By Dan Levine
SAN FRANCISCO, Feb 5 (Reuters) - Apple Inc and Amazon.com
Inc are trying to figure out how to cope with the death of a key
Amazon expert witness in trademark litigation over the term "app
store."
Apple has accused Amazon in the lawsuit of misusing what it
calls its App Store to solicit developers for a mobile software
download service. But Amazon argues its so-called Appstore is so
generic that it cannot be owned by any company and that the
burden falls on Apple to prove otherwise because the mark is not
registered.
Trial is scheduled for August in Oakland, California,
federal court. But Amazon's expert witness on genericness, Dr.

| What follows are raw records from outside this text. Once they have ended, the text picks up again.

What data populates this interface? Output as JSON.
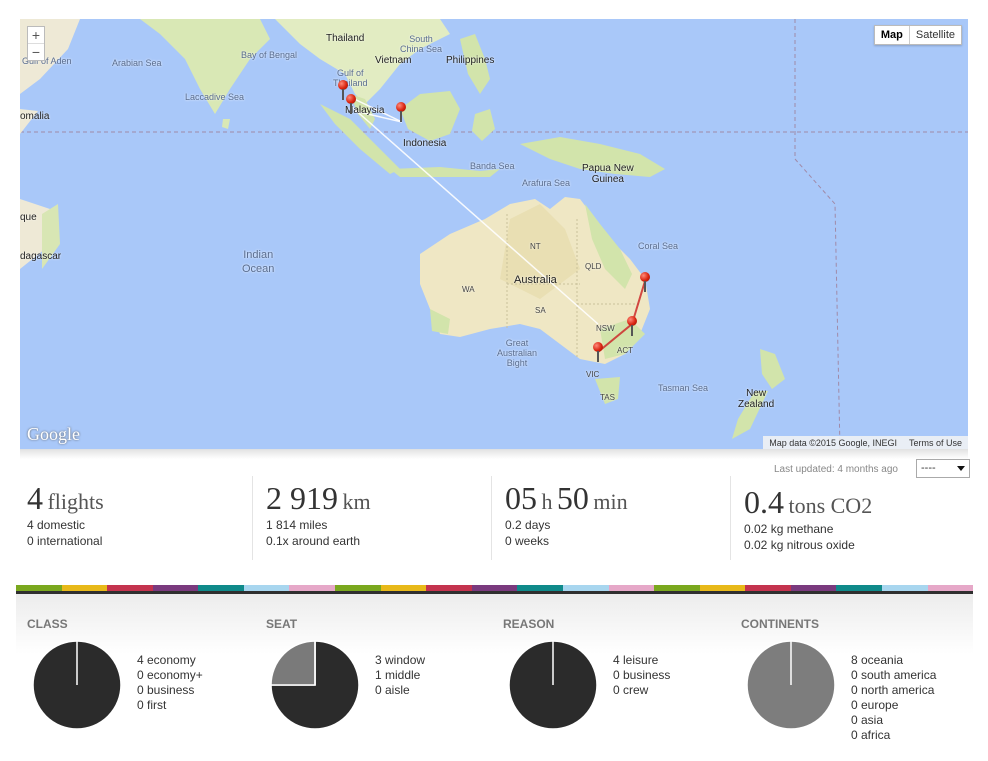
{
  "map": {
    "zoom_in": "+",
    "zoom_out": "−",
    "type_map": "Map",
    "type_satellite": "Satellite",
    "logo": "Google",
    "attribution": "Map data ©2015 Google, INEGI",
    "terms": "Terms of Use",
    "labels": {
      "thailand": "Thailand",
      "south_china_sea": "South\nChina Sea",
      "vietnam": "Vietnam",
      "philippines": "Philippines",
      "gulf_of_aden": "Gulf of Aden",
      "arabian_sea": "Arabian Sea",
      "bay_of_bengal": "Bay of Bengal",
      "gulf_of_thailand": "Gulf of\nThailand",
      "laccadive_sea": "Laccadive Sea",
      "malaysia": "Malaysia",
      "somalia": "omalia",
      "indonesia": "Indonesia",
      "banda_sea": "Banda Sea",
      "papua_new_guinea": "Papua New\nGuinea",
      "arafura_sea": "Arafura Sea",
      "mozambique": "que",
      "coral_sea": "Coral Sea",
      "nt": "NT",
      "madagascar": "dagascar",
      "indian_ocean": "Indian\nOcean",
      "qld": "QLD",
      "australia": "Australia",
      "wa": "WA",
      "sa": "SA",
      "nsw": "NSW",
      "great_australian_bight": "Great\nAustralian\nBight",
      "act": "ACT",
      "vic": "VIC",
      "tasman_sea": "Tasman Sea",
      "new_zealand": "New\nZealand",
      "tas": "TAS"
    }
  },
  "header": {
    "last_updated": "Last updated: 4 months ago",
    "filter_value": "----"
  },
  "stats": {
    "flights": {
      "value": "4",
      "unit": "flights",
      "line1": "4 domestic",
      "line2": "0 international"
    },
    "distance": {
      "value": "2 919",
      "unit": "km",
      "line1": "1 814 miles",
      "line2": "0.1x around earth"
    },
    "duration": {
      "hours": "05",
      "h": "h",
      "minutes": "50",
      "min": "min",
      "line1": "0.2 days",
      "line2": "0 weeks"
    },
    "co2": {
      "value": "0.4",
      "unit": "tons CO2",
      "line1": "0.02 kg methane",
      "line2": "0.02 kg nitrous oxide"
    }
  },
  "stripe_colors": [
    "#7aa81e",
    "#e8b919",
    "#c4334e",
    "#7a3a7e",
    "#0f8a8a",
    "#a8d6ef",
    "#e6a8c8",
    "#7aa81e",
    "#e8b919",
    "#c4334e",
    "#7a3a7e",
    "#0f8a8a",
    "#a8d6ef",
    "#e6a8c8",
    "#7aa81e",
    "#e8b919",
    "#c4334e",
    "#7a3a7e",
    "#0f8a8a",
    "#a8d6ef",
    "#e6a8c8"
  ],
  "chart_data": [
    {
      "type": "pie",
      "title": "CLASS",
      "categories": [
        "economy",
        "economy+",
        "business",
        "first"
      ],
      "values": [
        4,
        0,
        0,
        0
      ],
      "legend": [
        "4 economy",
        "0 economy+",
        "0 business",
        "0 first"
      ]
    },
    {
      "type": "pie",
      "title": "SEAT",
      "categories": [
        "window",
        "middle",
        "aisle"
      ],
      "values": [
        3,
        1,
        0
      ],
      "legend": [
        "3 window",
        "1 middle",
        "0 aisle"
      ]
    },
    {
      "type": "pie",
      "title": "REASON",
      "categories": [
        "leisure",
        "business",
        "crew"
      ],
      "values": [
        4,
        0,
        0
      ],
      "legend": [
        "4 leisure",
        "0 business",
        "0 crew"
      ]
    },
    {
      "type": "pie",
      "title": "CONTINENTS",
      "categories": [
        "oceania",
        "south america",
        "north america",
        "europe",
        "asia",
        "africa"
      ],
      "values": [
        8,
        0,
        0,
        0,
        0,
        0
      ],
      "legend": [
        "8 oceania",
        "0 south america",
        "0 north america",
        "0 europe",
        "0 asia",
        "0 africa"
      ]
    }
  ]
}
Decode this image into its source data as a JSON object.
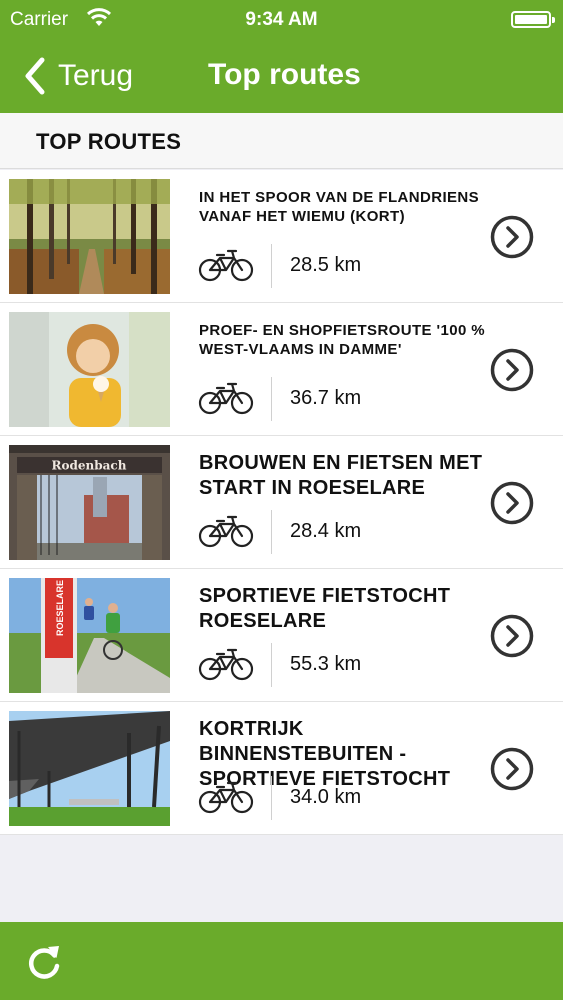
{
  "status_bar": {
    "carrier": "Carrier",
    "time": "9:34 AM"
  },
  "nav": {
    "back_label": "Terug",
    "title": "Top routes"
  },
  "section": {
    "title": "TOP ROUTES"
  },
  "routes": [
    {
      "title": "IN HET SPOOR VAN DE FLANDRIENS VANAF HET WIEMU (KORT)",
      "distance": "28.5 km",
      "image": "forest-path"
    },
    {
      "title": "PROEF- EN SHOPFIETSROUTE '100 % WEST-VLAAMS IN DAMME'",
      "distance": "36.7 km",
      "image": "child-ice-cream"
    },
    {
      "title": "BROUWEN EN FIETSEN MET START IN ROESELARE",
      "distance": "28.4 km",
      "image": "brewery-gate",
      "sign": "Rodenbach"
    },
    {
      "title": "SPORTIEVE FIETSTOCHT ROESELARE",
      "distance": "55.3 km",
      "image": "cyclists-signpost",
      "sign": "ROESELARE"
    },
    {
      "title": "KORTRIJK BINNENSTEBUITEN - SPORTIEVE FIETSTOCHT",
      "distance": "34.0 km",
      "image": "bridge-park"
    }
  ],
  "colors": {
    "brand_green": "#6aab2b",
    "background": "#efeff4",
    "text": "#111111"
  },
  "icons": {
    "back": "chevron-left-icon",
    "bike": "bicycle-icon",
    "go": "chevron-right-circle-icon",
    "refresh": "refresh-icon",
    "wifi": "wifi-icon",
    "battery": "battery-icon"
  }
}
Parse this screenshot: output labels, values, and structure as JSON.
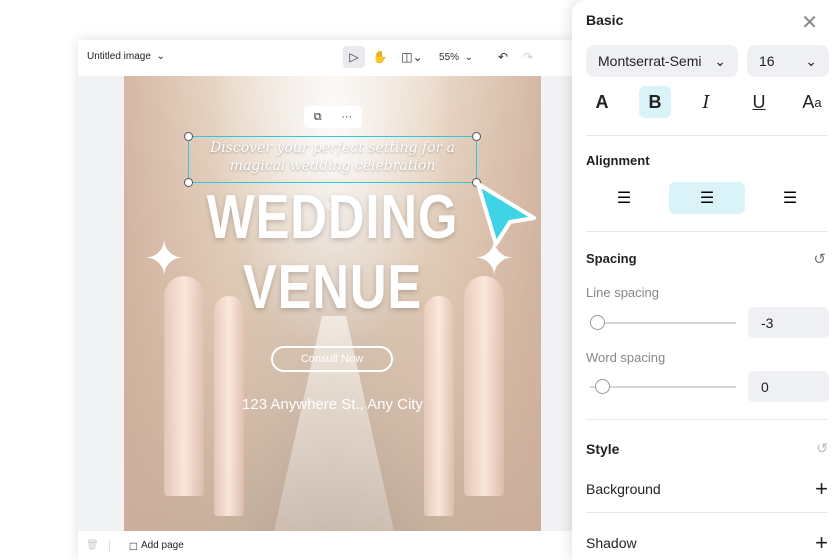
{
  "editor": {
    "title": "Untitled image",
    "zoom": "55%",
    "add_page": "Add page"
  },
  "canvas": {
    "tagline": "Discover your perfect setting for a magical wedding celebration",
    "headline1": "WEDDING",
    "headline2": "VENUE",
    "button": "Consult Now",
    "address": "123 Anywhere St., Any City"
  },
  "panel": {
    "title": "Basic",
    "font": "Montserrat-Semi",
    "size": "16",
    "alignment": "Alignment",
    "spacing": "Spacing",
    "line_spacing_label": "Line spacing",
    "line_spacing": "-3",
    "word_spacing_label": "Word spacing",
    "word_spacing": "0",
    "line_spacing_fraction": 0.05,
    "word_spacing_fraction": 0.08,
    "style": "Style",
    "background": "Background",
    "shadow": "Shadow",
    "accent": "#2fc7e0"
  }
}
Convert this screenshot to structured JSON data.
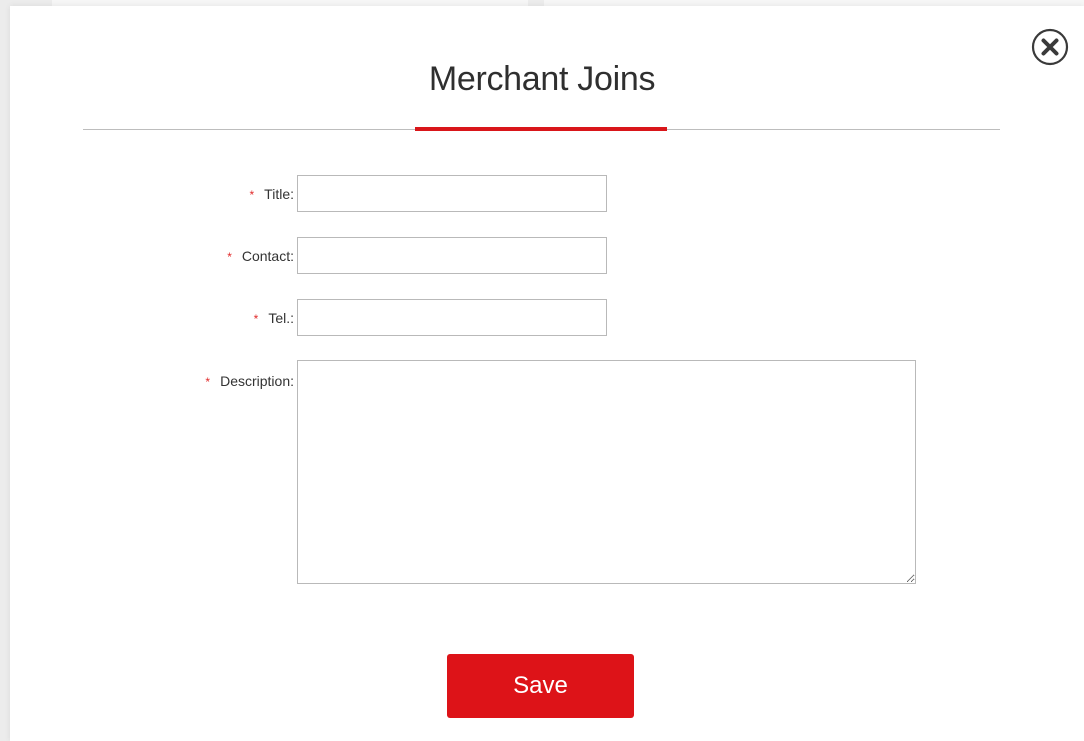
{
  "dialog": {
    "title": "Merchant Joins",
    "close_icon": "close-circle-icon",
    "accent_color": "#d9161a"
  },
  "form": {
    "required_marker": "*",
    "fields": [
      {
        "label": "Title:",
        "value": "",
        "placeholder": ""
      },
      {
        "label": "Contact:",
        "value": "",
        "placeholder": ""
      },
      {
        "label": "Tel.:",
        "value": "",
        "placeholder": ""
      },
      {
        "label": "Description:",
        "value": "",
        "placeholder": ""
      }
    ]
  },
  "actions": {
    "save_label": "Save",
    "save_color": "#dd1318"
  }
}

Ivan Ross, recently passed away after being diagnosed with
cancer, according to a court filing by the company's lawyers on
Monday.
Ross had already completed a survey and an opening report,
so Amazon proposed that another survey expert be allowed to
offer it in court and defend its design.
Amazon said in its filing that Apple opposes its request and
wants the online retailer to pay the costs of a new survey and
new opening and rebuttal reports.
Apple could not immediately be reached for comment. An
Amazon representative also could not immediately be reached for
comment.
In the filing, Amazon attorney Martin Glick of Arnold &
Porter wrote that Apple "has expressed the concern that it
cannot cross-examine Dr. Ross," whose depositions were postponed
because of his illness.
But the Amazon lawyer said that Apple's counter-proposal
"will serve no legitimate purpose while significantly increasing
Amazon's litigation costs and potentially derailing the
already-delayed trial schedule."
Apple will be able to cross-examine Amazon's new expert, who
will be accountable for all the assumptions that underlie Ross's
survey, Amazon said.
Amazon has stepped up competition against Apple in recent
years, launching its cheaper Kindle tablet computer to go after
the dominant iPad and trying to lure mobile application
developers to its Kindle platform.
One of the first public clashes in their tussle was Apple's
2011 lawsuit. Last month U.S. District Judge Phyllis Hamilton
rejected Apple's false advertising claim against Amazon. Apple's
trademark infringement and other claims in the case remain.
The case is Apple Inc v. Amazon.com Inc, U.S. District
Court, Northern District of California, No. 11-01327.
For Apple: David Eberhart of O'Melveny & Myers.
For Amazon: Martin Glick of Arnold & Porter.